Skip to content

Optimising Search

Non-tensor Fields

Tensor embeddings are used to power Marqo's tensor search. All string fields by default create tensors so that they can be used in tensor search (standard, cross and multi-modal search paradigms).

There is a natural tradeoff, however, between tensor search and storage size. For certain fields, it may not be worth using tensor search, and thus, storing full embeddings for each field and document. For example, categorical fields such as a song's genre or a book's category may be strings, but are mainly useful in keyword/lexical search, or as conditions in pre-filtering tensor search.

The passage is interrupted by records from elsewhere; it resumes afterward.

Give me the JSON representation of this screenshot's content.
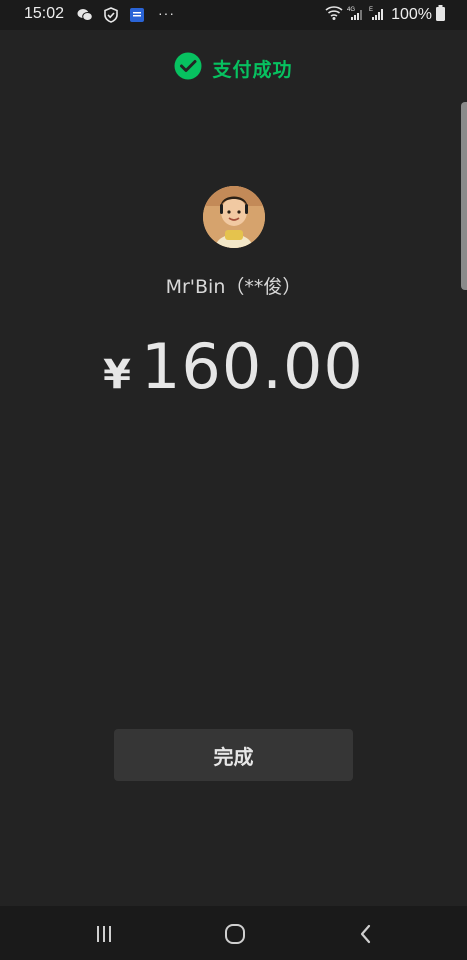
{
  "status_bar": {
    "time": "15:02",
    "battery": "100%",
    "network": "4G",
    "network2": "E",
    "more": "···"
  },
  "header": {
    "title": "支付成功",
    "icon": "wechat-icon",
    "accent_color": "#07c160"
  },
  "payee": {
    "name": "Mr'Bin（**俊）"
  },
  "payment": {
    "currency": "¥",
    "amount": "160.00"
  },
  "actions": {
    "done_label": "完成"
  },
  "nav": {
    "items": [
      "recents-icon",
      "home-icon",
      "back-icon"
    ]
  }
}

Marqo provides the ability to tune this tradeoff. When adding documents, fields can be designated as non-tensor fields. These fields cannot be used in tensor search, but will reduce the storage size. For example:

import marqo

mq = marqo.Client(url='http://localhost:8882')

mq.index("my-first-index").add_documents([
    {
        "Title": "The Travels of Marco Polo",
        "Description": "A 13th-century travelogue describing Polo's travels",
        "Genre": "History"
    }, 
    {
        "Title": "Extravehicular Mobility Unit (EMU)",
        "Description": "The EMU is a spacesuit that provides environmental protection, "
                        "mobility, life support, and communications for astronauts",
        "Genre": "Science"
    }], non_tensor_fields=["Genre"]
)
The above example will not store tensors against the "Genre" field, but we can still use it, for example:
## Search all of a specific genre
result = mq.index("my-first-index").search('History', searchable_attributes=['Genre'], search_method="LEXICAL")

## Filter out search results
results = mq.index("my-first-index").search(q="spacesuits", filter_string="Genre:Science")